5.   CHAPTER FIVE- LAND AND ENVIRONMENT
Frequently Asked Questions and Issues of Concern
Now that under Article 63 ancestral lands have been defined as community land, will the current land owners, be forced to surrender their properties if they do not belong to that community? What effect will this have on our social fabric?
- It is not clear what exactly would happen. The word "ancestral" has not been defined and the National Land Policy is also silent.
- Nonetheless, we would expect that the provisions of Article 40 on the Protection of the Right to Property, would apply.
- There is reasonable concern that the clauses on land will create community land identifiable on the basis of ethnicity and which will extend to ancestral lands. This is a recipe for problems between communities, for minorities living in different parts of this country, and for national harmony, given that many Kenyans have migrated and live away from what would actually be referred to as their "ancestral lands."

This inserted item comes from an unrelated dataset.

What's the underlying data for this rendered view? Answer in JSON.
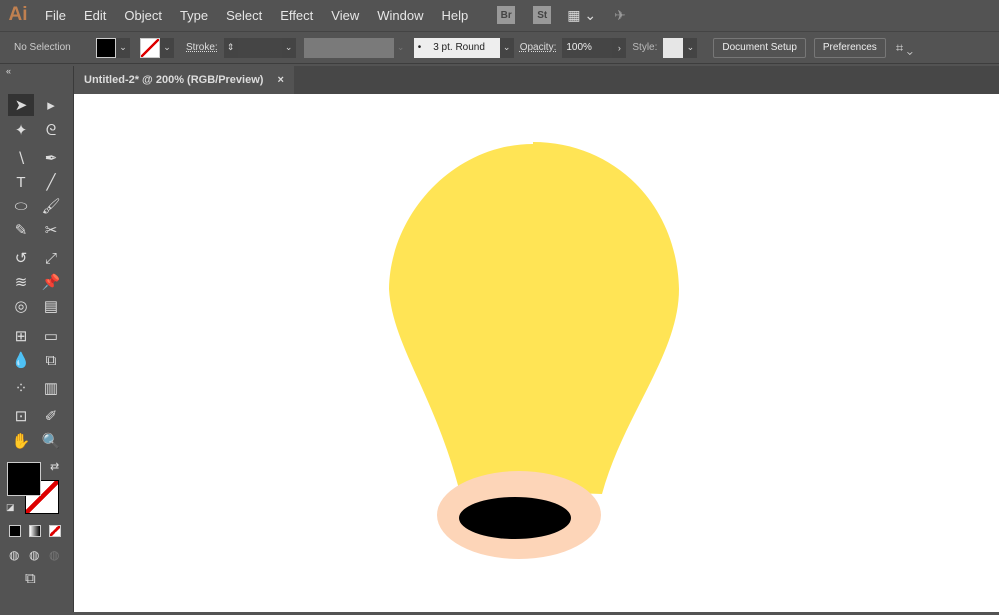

- Further, this threatens the concept of "private land" in that it creates a situation where communities may see owners of private land as depriving them of their "ancestral land."
- There is also potential conflict between Article 63 (2) (d) (i) and (ii) and Article 62(1) (g) as regards, certain Public land which would now be referred to as community land e,g the Mau Forest and Lake Bogoria.
Article 65, the PCK provides for conversion of leases held by non-citizens from 999 years to 99 years, when does the 99-year period begin to run?
- The Proposed Draft is silent on that. One way of looking at it would be that the tenure starts to run from the effective date of the Constitution or the other way would be that the tenure commences from the date when the lease was first granted. If meant to apply from the date of grant, would it not be unfair, for such a land owner, who will lose his property. The PCK should have been clearer. Article 65 (2) suggests that some leases may already have expired?
Again, under the aforementioned Article 65, will the reduction of the non-citizen’s leasehold terms from 999 to 99 years be accompanied by compensation?
- This may not be true. There is reason to believe that the obligations to provide adequate compensation will still prevail as provided under the Governments obligations- Paragraph 7 of the 6th Schedule.
- Their land is converted from 999 to 99 immediately upon the effective date. However it fails to address whether it will compensate the proprietors on the effective date. Indeed it is assumed that the issue of compensation will be addressed in an Act of Parliament, however, Parliament has up to 18 months to address this issue. What happens in the meantime?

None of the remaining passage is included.